Für das Bühnenbild, wie auch für die auf der Bühne gesprochene Sprache, suchte ich Bilder, die ebenso ehrlich und einfach, wie zeitgenössisch, und damit nachvollziehbar erscheinen. Deshalb wählte ich zum Beispiel für die Adligen ein Hochdeutsch,
das sich noch etwas am 19. Jahrhundert orientiert. Die ‚Leute aus dem Volk’ sprechen so, wie ihnen der Schnabel gewachsen ist, wenn auch noch etwas weniger verwässert, als das inzwischen bei uns üblich ist. – Das Bühnenbild muss die Enge und die Nähe, dieses, von uns aus gesehen, winzigen Städtchens erlebbar machen. So wählte ich bunte, etwa übermannshohe Stöcke mit Nägeln, zwischen denen farbige Wollfäden immer wieder neue Räume erstehen lassen können.

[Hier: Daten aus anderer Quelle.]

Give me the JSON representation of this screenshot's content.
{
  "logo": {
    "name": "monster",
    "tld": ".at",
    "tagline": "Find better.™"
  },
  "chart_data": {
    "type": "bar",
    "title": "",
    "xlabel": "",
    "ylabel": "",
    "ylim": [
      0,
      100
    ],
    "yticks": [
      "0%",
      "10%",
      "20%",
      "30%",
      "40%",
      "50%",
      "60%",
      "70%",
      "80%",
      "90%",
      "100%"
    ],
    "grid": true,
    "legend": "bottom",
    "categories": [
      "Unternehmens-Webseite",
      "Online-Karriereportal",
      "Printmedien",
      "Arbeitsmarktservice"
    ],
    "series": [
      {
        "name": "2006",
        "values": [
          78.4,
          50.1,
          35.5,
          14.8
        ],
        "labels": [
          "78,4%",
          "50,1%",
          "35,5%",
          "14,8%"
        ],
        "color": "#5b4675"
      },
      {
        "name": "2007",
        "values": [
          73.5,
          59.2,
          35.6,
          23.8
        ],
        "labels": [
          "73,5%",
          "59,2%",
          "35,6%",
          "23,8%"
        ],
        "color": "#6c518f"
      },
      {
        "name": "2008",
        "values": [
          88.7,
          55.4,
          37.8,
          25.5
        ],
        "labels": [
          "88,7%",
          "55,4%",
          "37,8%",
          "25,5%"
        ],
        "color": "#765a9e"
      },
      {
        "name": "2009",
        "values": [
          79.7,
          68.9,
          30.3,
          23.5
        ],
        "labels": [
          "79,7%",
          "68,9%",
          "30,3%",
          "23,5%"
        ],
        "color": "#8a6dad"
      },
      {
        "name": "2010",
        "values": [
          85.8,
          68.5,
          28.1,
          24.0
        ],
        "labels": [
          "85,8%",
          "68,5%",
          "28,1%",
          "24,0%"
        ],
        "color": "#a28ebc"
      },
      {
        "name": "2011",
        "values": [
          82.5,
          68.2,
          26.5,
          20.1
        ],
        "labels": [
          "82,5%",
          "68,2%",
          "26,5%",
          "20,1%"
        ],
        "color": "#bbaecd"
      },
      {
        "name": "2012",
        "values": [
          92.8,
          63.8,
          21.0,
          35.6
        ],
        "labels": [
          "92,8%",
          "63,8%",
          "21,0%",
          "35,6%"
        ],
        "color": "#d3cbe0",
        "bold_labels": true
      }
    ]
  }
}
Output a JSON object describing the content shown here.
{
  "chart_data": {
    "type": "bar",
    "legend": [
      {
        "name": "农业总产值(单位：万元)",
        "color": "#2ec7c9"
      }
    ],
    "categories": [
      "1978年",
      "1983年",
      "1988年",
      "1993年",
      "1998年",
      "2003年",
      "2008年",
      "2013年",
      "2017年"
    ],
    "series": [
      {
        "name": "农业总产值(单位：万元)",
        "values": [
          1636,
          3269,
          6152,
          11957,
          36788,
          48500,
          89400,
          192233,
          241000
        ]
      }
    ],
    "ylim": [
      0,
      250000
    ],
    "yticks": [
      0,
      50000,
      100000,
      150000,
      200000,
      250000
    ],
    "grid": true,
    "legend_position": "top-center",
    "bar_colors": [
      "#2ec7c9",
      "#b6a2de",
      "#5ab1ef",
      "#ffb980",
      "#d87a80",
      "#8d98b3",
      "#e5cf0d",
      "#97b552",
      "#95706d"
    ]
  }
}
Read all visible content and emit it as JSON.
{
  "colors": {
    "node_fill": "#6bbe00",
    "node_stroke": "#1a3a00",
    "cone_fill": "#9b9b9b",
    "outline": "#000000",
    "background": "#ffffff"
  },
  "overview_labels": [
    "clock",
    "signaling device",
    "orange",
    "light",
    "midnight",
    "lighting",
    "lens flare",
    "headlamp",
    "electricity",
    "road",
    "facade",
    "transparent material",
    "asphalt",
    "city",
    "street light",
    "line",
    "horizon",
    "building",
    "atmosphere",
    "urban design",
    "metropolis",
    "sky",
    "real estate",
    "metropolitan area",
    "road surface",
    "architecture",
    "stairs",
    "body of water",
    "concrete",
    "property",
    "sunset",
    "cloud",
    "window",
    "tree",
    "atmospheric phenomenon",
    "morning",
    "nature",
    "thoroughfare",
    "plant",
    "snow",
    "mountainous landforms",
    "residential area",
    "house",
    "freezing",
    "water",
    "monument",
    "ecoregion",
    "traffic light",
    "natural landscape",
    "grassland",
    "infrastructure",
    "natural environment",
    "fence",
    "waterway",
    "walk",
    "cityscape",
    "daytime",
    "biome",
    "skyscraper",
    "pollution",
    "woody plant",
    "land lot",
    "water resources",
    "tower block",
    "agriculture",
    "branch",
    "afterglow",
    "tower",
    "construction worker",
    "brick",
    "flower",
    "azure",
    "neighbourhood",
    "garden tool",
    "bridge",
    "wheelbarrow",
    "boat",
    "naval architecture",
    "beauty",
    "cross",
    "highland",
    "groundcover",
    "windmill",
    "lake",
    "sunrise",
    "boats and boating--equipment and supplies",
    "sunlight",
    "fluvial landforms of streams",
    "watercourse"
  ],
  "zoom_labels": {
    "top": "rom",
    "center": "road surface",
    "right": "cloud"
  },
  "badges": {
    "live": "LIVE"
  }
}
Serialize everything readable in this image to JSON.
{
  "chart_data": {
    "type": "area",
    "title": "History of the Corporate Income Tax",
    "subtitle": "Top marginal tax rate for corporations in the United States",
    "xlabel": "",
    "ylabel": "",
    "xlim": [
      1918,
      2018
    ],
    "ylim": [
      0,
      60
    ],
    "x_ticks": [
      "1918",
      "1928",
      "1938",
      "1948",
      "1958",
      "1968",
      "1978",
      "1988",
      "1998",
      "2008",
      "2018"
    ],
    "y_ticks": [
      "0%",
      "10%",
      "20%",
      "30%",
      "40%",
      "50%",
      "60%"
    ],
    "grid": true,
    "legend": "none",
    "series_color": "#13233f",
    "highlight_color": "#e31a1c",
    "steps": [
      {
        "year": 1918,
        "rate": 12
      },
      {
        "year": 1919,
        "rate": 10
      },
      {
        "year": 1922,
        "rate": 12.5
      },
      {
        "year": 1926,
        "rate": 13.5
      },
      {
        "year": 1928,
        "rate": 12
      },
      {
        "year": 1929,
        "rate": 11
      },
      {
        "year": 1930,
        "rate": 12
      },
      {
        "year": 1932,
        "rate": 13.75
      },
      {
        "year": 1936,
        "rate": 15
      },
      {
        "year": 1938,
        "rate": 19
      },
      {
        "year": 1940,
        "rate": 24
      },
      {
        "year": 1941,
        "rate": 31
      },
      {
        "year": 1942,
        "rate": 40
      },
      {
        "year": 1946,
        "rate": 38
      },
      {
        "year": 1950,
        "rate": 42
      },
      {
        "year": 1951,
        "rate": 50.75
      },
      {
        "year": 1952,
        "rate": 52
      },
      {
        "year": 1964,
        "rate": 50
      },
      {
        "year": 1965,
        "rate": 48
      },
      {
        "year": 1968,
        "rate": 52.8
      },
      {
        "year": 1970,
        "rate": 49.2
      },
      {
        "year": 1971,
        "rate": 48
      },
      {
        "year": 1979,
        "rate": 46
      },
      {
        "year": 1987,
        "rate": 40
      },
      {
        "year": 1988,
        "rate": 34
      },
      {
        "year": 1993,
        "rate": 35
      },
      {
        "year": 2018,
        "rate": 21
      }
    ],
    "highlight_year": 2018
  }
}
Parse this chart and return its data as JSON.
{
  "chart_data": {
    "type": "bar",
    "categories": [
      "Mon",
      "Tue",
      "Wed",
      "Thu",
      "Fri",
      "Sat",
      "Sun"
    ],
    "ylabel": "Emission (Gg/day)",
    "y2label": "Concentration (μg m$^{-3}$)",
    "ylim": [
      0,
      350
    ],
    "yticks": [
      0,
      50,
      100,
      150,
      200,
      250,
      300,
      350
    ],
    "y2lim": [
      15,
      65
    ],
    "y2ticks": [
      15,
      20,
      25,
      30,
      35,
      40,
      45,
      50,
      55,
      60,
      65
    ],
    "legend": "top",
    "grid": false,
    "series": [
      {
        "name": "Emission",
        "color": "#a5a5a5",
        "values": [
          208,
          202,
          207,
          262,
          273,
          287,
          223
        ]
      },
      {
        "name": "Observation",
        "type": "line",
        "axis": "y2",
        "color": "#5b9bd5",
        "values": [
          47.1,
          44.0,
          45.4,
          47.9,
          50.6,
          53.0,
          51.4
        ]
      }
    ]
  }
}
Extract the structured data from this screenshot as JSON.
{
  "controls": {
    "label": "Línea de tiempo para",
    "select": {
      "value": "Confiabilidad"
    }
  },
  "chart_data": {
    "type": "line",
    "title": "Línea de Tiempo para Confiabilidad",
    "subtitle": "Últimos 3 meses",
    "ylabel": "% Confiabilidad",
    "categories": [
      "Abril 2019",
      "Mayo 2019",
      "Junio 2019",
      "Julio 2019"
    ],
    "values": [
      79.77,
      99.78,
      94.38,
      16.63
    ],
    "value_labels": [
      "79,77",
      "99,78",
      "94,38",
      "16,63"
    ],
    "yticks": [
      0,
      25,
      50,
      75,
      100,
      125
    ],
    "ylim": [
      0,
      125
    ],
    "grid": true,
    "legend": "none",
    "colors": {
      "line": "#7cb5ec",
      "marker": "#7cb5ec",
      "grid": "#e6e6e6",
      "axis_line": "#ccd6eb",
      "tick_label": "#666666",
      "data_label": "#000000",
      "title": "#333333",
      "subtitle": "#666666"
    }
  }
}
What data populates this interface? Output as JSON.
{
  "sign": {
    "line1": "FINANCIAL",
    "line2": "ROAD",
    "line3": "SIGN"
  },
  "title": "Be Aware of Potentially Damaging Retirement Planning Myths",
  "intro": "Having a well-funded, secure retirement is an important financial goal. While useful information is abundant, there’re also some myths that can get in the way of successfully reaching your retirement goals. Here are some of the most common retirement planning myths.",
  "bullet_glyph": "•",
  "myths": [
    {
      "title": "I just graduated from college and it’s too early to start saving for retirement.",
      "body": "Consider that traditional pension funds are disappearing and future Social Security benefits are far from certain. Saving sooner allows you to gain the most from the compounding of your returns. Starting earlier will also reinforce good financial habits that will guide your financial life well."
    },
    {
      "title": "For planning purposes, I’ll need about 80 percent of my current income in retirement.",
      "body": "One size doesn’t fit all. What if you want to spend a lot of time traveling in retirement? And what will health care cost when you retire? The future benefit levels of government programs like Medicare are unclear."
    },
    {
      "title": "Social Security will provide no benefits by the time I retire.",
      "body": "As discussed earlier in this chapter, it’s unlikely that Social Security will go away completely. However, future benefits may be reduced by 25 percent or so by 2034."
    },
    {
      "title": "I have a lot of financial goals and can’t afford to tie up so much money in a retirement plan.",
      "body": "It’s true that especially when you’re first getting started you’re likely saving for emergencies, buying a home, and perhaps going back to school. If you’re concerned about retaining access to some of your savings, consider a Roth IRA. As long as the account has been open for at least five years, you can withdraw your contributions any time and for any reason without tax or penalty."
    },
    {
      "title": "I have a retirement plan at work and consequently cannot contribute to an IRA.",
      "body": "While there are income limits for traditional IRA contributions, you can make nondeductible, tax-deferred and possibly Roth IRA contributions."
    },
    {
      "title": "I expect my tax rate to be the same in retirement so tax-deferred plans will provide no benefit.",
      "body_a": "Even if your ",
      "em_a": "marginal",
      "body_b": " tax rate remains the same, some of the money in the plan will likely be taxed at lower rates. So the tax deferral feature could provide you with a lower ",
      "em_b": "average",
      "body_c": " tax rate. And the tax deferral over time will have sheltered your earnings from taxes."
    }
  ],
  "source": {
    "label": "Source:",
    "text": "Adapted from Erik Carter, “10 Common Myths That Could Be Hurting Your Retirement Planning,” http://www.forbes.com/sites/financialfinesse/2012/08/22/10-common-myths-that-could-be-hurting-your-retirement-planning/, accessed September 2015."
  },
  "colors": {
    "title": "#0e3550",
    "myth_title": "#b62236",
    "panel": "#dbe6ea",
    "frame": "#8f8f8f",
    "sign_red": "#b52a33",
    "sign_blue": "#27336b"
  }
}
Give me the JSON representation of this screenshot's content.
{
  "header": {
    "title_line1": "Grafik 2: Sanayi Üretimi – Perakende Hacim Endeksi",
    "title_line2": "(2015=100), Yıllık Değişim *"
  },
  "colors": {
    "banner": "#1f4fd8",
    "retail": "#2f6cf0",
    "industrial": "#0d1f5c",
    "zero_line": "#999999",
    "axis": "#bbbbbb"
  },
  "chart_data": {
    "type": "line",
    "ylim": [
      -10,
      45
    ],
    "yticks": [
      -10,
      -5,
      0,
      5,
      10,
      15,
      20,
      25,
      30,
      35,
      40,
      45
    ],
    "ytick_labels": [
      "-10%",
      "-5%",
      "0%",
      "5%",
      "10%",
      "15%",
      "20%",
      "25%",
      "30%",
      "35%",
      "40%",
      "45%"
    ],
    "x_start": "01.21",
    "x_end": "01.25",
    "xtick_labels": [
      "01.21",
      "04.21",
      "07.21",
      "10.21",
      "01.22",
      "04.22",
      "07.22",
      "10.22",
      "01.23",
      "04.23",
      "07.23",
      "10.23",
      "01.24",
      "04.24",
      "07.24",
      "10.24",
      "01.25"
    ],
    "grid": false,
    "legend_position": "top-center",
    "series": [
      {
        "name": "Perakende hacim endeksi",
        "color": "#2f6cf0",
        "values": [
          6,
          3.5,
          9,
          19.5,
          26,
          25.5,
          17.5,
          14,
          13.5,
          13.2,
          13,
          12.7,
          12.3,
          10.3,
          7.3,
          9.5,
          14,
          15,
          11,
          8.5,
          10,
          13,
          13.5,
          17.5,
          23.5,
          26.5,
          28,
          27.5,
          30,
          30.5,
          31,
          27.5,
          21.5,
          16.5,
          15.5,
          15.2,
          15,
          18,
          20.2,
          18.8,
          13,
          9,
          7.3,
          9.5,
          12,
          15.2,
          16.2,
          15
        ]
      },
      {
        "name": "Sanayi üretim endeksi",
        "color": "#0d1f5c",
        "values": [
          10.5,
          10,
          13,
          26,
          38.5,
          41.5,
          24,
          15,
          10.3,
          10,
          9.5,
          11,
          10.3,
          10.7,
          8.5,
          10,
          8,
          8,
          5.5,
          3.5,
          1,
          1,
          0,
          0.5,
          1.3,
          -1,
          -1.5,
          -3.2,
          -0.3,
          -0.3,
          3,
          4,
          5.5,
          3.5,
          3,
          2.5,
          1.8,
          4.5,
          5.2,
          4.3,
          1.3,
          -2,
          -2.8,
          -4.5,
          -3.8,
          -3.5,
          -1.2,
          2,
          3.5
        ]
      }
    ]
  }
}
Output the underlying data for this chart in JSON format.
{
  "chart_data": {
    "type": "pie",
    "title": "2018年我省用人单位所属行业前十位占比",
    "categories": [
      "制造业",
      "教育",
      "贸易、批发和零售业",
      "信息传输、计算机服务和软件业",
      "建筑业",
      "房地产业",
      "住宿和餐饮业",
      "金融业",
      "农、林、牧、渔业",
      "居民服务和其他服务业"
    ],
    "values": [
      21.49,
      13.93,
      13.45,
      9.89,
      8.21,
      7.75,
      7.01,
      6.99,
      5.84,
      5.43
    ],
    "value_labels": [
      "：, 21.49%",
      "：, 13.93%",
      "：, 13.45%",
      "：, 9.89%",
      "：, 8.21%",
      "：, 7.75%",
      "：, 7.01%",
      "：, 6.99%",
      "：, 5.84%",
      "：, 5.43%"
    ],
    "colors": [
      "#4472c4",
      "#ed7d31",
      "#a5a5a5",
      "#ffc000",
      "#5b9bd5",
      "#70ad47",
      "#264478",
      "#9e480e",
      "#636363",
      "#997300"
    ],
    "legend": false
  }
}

Als Gegensatz dazu läuft im Hintergrund eine Multi Media Powerpoint Präsentation auf drei Leinwänden. Ich habe versucht das heutige Rheinfelden so zu photographieren und zu verfremden, dass für einen Augenblick jene verschwundene Stadt und Zeit wieder sichtbar zu werden scheint. Damit entsteht eine Spannung zwischen etwas sehr Simplem und etwas, das für unsere neue, kommende Zeit steht. Dieser Kontrast steht somit sowohl für unsere, wie für die damalige Zeitenwende.
Wenn der Computer heute das Buch zu verdrängen beginnt, bleibt die Frage,
was wohl unsere Hexenverfolgungen sein werden? Welcher Schatten wird unsere
Schöne Neue Welt werfen? Und können wir im Spiegel durch die Zeit etwas für uns
mitnehmen, das uns einen Ansatz einer Antwort gibt?

3 Die Domikaner und Inquistoren Jakob Sprenger und Heinrich Kramer publizierten 1487 den ‚Hexenhammer’ und machten damit die Verfolgung unkonformer Frauen zur offiziellen Aufgabe der Kirche.